Проснулся Максим с тяжелой головой — много выпил накануне. Открыл глаза, обвел взглядом комнату. На полу чашка из-под кофе, возле тахты стакан…

Начинался последний день.

Последний день

Утро последнего дня было очень жарким и синим. (Там будет и жарче, и синее…)

Максим вдруг понял, что обязан сейчас поехать к Вере, надо проститься. Зачем? Неизвестно. Но — надо. Тем более, что делать ему, как выяснилось, просто нечего.

Кашуба вчера все-таки пришел. Сидел, помалкивал. Выпил коньяку. Когда Макс спросил, как дела у Веры, весь передернулся, буркнул несколько слов и вскоре стал прощаться. Паршивая и у него жизнь, не нам его судить. Да, дела… «Суицидная попытка в состоянии опьянения». Надо поехать.

Пока Максим собирался, пока выстаивал очередь за сливами да искал цветы, время перевалило за одиннадцать (до вылета двадцать часов с небольшим), и жара набрала полную мощность. В переполненном вагоне электрички нечем было дышать.

Больница оказалась черт-те где, за Гатчиной, и, узнав в справочном бюро на Невском, как туда добираться, он чуть было не отказался от своего намерения. Но впереди лежал бесконечный день, пустой и уже ненужный, в этом дне Максим был посторонним, как в своей разоренной квартире. Да и сливы, черт побери, куплены.

Поехал.

…Ничего, это еще не жара. Настоящей жары ты, брат, не видел. Ужо увидишь. На днях. Завтра будет голубой Дунай — сказка Венского леса. Потом — Средиземное море. Сейчас это всего лишь ярко-синее продолговатое не очень большое пятно на карте, а через несколько дней можно будет запросто войти в него по пояс и поплыть… в сторону Африки… Будут бедуины и ночные бары. Экзотические красотки. И когда-нибудь — непременно Париж. Монмартр, кафе, вдруг — Боже мой, какая встреча! Евдоким Никитич, сколько лет, сколько зим?
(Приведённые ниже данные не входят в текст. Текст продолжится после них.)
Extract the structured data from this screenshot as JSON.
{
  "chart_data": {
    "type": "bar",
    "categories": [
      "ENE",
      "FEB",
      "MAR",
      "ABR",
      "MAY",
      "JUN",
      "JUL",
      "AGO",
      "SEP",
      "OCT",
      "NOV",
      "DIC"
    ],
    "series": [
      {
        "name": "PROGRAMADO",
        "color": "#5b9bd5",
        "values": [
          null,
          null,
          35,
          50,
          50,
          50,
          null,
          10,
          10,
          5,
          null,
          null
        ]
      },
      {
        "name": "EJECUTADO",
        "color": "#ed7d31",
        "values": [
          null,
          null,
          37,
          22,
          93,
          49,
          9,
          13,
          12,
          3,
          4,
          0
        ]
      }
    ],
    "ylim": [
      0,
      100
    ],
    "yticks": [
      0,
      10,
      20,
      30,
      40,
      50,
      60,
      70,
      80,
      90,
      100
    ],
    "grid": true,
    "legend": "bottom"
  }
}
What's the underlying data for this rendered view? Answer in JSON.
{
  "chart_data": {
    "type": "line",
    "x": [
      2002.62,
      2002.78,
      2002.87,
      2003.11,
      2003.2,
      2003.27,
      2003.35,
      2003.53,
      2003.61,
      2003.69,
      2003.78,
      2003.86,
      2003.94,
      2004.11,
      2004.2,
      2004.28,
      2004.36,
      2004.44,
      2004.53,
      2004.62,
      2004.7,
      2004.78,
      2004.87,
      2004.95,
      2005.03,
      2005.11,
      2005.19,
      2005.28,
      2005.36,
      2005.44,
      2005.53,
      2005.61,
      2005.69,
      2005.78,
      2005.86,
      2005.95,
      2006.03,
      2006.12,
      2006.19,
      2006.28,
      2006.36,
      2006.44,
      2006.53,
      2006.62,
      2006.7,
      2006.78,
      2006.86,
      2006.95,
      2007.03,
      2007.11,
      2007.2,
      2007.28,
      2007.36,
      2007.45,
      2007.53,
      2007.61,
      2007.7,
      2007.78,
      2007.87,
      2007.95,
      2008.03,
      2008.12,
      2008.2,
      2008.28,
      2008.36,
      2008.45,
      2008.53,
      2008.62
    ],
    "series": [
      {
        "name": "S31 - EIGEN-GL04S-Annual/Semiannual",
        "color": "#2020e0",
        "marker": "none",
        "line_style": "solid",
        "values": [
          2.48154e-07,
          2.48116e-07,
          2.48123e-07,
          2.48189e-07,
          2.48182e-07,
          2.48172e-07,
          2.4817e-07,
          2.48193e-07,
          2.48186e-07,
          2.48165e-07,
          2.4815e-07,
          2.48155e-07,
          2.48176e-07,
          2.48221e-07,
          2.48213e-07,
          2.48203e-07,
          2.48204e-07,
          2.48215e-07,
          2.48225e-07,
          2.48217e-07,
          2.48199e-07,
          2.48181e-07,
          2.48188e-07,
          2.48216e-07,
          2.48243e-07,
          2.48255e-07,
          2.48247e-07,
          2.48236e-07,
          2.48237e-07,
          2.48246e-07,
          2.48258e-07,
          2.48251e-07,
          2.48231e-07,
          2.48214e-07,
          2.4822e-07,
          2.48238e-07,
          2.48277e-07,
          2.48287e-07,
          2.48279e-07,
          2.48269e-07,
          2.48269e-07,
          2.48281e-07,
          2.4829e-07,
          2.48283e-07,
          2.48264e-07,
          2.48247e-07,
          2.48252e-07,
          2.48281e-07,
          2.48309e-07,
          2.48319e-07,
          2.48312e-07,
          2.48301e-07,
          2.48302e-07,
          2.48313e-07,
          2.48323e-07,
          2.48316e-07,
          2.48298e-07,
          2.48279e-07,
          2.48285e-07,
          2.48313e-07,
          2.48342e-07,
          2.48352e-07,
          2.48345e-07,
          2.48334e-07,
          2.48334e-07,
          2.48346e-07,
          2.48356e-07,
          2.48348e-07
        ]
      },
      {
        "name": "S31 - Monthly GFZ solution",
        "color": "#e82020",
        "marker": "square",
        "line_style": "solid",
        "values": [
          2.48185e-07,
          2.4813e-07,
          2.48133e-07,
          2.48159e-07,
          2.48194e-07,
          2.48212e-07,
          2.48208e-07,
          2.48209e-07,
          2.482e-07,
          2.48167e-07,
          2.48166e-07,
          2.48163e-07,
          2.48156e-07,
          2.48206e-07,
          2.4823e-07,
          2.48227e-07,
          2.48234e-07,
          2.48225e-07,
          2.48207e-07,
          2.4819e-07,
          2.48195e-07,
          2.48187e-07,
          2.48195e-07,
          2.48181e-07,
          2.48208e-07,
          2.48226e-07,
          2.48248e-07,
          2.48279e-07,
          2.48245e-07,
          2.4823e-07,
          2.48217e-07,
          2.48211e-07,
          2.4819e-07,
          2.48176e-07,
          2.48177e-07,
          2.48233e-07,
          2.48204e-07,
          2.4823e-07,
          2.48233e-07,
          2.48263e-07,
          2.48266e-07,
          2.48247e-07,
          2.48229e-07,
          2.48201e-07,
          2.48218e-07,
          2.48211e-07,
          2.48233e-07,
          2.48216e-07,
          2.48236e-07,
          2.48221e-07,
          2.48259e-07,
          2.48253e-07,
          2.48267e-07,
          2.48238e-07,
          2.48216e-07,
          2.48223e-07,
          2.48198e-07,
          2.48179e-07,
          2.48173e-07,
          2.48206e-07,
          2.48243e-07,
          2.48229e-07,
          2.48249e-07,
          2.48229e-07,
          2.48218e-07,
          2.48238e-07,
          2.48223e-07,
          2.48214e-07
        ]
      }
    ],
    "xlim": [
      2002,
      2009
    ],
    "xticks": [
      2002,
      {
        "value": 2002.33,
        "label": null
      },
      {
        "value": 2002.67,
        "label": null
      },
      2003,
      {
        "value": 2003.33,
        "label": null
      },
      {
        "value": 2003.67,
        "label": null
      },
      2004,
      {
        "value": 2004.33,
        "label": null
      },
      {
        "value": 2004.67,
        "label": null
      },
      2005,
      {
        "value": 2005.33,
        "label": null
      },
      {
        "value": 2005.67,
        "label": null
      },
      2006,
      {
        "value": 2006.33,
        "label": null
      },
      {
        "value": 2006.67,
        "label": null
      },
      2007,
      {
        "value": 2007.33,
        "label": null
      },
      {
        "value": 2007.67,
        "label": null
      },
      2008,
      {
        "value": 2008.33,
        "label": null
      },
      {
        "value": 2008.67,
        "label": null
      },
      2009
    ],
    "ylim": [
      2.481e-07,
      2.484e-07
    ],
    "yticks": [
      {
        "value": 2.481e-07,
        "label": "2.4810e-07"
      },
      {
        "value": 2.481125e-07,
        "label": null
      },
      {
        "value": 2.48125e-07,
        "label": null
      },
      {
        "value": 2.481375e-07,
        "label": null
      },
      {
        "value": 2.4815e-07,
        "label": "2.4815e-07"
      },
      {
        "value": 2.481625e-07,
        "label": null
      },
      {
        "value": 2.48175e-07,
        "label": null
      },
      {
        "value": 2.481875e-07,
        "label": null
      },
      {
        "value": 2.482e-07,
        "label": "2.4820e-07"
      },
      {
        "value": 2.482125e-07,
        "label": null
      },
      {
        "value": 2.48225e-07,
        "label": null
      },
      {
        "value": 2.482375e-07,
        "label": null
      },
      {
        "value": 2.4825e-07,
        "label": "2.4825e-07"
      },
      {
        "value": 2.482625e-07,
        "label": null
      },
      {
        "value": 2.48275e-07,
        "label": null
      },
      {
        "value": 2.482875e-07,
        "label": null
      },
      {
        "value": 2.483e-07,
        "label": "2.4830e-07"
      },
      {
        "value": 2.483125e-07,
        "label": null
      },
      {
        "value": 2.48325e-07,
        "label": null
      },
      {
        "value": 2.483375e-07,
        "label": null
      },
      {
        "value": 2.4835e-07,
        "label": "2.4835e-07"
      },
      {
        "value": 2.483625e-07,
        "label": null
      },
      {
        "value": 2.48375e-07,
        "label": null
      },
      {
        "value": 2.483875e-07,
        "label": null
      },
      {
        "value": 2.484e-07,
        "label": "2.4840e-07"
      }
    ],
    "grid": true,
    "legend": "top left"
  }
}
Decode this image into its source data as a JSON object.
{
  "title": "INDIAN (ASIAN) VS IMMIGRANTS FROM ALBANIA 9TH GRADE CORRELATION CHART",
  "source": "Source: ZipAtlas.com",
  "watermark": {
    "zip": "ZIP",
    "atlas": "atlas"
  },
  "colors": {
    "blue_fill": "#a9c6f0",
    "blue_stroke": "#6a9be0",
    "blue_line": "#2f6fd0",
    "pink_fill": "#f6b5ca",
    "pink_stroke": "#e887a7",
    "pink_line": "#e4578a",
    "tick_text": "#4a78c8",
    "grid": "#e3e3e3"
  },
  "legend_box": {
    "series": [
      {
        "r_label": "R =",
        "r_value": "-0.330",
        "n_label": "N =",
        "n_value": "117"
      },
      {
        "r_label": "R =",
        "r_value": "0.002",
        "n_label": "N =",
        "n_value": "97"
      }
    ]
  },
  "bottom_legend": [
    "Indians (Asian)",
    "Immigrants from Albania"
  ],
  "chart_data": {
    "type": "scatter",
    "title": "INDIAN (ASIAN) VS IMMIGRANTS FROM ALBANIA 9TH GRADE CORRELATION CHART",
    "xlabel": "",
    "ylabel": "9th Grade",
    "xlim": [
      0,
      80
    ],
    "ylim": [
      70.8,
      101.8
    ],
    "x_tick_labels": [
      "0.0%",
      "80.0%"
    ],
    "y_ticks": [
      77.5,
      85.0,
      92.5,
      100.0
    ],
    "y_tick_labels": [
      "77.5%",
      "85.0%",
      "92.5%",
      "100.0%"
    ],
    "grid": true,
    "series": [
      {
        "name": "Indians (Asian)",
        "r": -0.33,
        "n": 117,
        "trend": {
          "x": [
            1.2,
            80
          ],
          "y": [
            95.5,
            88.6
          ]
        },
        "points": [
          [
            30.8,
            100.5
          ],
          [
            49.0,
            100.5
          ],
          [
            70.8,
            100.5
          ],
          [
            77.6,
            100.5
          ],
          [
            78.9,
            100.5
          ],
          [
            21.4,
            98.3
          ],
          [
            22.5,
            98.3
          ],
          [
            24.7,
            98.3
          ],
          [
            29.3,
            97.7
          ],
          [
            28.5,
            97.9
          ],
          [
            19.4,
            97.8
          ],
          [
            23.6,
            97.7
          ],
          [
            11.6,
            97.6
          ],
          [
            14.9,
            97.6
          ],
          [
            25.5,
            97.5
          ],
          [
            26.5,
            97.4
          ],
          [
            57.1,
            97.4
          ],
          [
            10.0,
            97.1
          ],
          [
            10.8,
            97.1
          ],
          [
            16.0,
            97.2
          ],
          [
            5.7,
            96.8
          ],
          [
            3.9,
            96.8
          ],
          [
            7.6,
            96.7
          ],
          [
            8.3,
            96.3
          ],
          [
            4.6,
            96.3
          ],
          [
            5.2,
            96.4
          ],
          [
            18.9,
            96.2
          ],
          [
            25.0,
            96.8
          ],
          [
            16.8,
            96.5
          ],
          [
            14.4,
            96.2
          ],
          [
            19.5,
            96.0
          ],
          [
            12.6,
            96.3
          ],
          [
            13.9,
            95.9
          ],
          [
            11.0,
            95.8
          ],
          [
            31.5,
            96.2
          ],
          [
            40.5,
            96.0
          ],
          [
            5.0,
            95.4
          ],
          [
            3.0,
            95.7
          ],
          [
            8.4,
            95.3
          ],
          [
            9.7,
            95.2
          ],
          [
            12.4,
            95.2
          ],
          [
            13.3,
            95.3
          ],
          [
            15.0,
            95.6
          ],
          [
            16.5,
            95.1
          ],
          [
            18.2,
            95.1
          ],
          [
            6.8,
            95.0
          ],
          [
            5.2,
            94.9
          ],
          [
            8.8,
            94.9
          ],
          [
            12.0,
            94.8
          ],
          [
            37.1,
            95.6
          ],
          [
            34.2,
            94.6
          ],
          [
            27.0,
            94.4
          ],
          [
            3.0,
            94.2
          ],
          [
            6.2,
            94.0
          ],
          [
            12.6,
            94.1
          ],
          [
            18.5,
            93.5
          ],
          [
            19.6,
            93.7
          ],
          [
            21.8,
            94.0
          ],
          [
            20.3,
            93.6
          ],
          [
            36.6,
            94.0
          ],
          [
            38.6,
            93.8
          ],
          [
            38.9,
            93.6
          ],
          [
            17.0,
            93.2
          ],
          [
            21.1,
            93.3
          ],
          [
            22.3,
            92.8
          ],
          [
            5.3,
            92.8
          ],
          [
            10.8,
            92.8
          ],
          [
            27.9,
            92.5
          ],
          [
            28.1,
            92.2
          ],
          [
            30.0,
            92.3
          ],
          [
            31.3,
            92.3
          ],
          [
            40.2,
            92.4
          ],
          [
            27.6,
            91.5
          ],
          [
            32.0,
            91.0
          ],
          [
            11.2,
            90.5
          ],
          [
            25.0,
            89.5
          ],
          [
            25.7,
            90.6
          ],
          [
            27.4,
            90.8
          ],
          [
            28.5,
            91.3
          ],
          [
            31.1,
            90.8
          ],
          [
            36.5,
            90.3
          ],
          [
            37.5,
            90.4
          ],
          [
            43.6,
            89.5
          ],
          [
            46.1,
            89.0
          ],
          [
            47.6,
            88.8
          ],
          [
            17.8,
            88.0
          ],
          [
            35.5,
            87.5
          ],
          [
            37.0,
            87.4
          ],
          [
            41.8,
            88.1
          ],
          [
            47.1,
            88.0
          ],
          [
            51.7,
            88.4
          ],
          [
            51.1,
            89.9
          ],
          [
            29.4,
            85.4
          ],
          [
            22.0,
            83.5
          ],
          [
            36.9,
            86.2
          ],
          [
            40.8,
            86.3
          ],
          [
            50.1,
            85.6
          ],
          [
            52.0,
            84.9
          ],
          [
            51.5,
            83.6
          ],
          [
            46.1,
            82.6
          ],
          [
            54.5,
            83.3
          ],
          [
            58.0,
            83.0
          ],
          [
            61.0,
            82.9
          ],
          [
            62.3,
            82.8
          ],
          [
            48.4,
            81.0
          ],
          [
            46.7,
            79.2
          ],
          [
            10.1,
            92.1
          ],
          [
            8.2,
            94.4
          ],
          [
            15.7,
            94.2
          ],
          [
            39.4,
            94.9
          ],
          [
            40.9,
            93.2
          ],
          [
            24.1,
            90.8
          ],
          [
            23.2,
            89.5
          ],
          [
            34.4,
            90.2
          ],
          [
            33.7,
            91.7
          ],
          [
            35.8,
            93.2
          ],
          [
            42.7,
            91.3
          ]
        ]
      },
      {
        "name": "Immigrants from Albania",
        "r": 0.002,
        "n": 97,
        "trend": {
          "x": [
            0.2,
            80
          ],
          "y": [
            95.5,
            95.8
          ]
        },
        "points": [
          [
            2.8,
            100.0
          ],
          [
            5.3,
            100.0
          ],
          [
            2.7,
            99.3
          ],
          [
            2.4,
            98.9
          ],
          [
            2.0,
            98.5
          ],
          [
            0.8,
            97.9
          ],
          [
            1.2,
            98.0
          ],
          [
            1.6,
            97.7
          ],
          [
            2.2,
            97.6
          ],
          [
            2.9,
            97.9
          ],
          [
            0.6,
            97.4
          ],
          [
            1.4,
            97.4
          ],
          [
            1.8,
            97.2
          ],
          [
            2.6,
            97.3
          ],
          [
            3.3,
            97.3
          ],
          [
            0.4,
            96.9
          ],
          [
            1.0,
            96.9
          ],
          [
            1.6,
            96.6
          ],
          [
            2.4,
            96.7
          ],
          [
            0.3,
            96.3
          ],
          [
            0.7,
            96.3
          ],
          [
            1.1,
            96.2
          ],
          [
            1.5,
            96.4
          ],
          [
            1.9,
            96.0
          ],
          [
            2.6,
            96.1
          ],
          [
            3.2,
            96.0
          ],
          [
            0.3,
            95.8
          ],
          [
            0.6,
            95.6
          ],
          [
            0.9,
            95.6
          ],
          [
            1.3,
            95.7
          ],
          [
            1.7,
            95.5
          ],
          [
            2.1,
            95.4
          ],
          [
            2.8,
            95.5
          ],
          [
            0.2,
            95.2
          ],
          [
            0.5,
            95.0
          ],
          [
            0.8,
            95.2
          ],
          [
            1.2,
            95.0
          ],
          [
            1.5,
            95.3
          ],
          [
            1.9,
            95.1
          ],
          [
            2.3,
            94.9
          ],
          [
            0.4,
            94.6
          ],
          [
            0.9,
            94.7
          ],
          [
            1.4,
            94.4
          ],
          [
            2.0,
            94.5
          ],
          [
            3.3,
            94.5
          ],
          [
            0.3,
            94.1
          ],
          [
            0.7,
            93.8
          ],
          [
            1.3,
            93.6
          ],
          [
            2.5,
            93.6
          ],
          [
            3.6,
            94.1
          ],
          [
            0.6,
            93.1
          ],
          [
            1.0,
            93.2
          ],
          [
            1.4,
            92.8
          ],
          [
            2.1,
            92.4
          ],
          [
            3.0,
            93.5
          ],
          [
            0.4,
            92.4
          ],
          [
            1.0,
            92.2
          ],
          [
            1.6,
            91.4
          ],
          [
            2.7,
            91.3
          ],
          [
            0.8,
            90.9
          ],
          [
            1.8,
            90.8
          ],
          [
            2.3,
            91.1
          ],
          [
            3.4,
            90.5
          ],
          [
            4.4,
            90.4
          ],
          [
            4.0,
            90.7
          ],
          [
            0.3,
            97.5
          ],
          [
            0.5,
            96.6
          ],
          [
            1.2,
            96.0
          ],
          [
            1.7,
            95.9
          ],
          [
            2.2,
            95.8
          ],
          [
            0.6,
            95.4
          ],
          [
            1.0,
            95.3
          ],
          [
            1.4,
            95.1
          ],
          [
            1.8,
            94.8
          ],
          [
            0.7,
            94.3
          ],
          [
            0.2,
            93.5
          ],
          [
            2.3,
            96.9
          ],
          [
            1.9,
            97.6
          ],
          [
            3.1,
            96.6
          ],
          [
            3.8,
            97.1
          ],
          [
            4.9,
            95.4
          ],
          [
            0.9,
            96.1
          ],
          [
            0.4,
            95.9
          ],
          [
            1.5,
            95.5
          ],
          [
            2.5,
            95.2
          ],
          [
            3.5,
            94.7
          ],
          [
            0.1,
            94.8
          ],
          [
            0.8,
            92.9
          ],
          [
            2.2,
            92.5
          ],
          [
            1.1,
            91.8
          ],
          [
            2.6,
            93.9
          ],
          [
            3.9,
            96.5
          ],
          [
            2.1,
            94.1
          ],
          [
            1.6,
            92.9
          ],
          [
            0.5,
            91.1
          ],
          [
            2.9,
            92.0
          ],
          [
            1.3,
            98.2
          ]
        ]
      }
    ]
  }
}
Ах, конгресс? Вот совпадение. Представьте, я — тоже. Послали. Не посмотрели на пятый пункт. Да, да, делаю доклад…

За пыльными окнами плыли пустыри, тянулись пригороды и дачные поселки с обязательными кустами желтой акации у станционных построек. Возле дверей приземистого здания с надписью «Раймаг» мужик в темной от пота майке пил, запрокинув голову, прямо из бутылки. Рядом нетерпеливо переминались еще двое. Поодаль, в затылок друг другу, стояли три одинаковых трактора.

Белый грязный петух преследовал пеструю курицу. И настиг.

В маленьком круглом пруду яростно плескались мальчишки.

Желтая собачонка гналась за автобусом, тяжело ковыляющим по раздолбанному проселку. Собачонка свирепо разевала пасть, но лая слышно не было.

Старая женщина с отечными, в синих венах ногами брела вдоль насыпи с двумя полными сетками. В одной из сеток блестел громадный арбуз.

Оказалось, что от Гатчины до больницы — еще километров двадцать. На плавящейся привокзальной площади Максим сел в такси.

…Восемнадцать часов осталось, это — две трети суток. В большом парке Максим легко отыскал нужный ему корпус и вошел наконец в прохладный, пахнущий дезинфекцией, коридор. Дверь с табличкой «7 отд.» оказалась запертой изнутри, и он нажал черную кнопку звонка.

Потом позвонил снова. Послышалось шарканье, скрежет ключа, и на пороге появилась немолодая медсестра с узкими раскосыми глазами на скуластом лице. Белая крахмальная шапочка на ее голове напоминала рогатую немецкую каску времен первой мировой войны.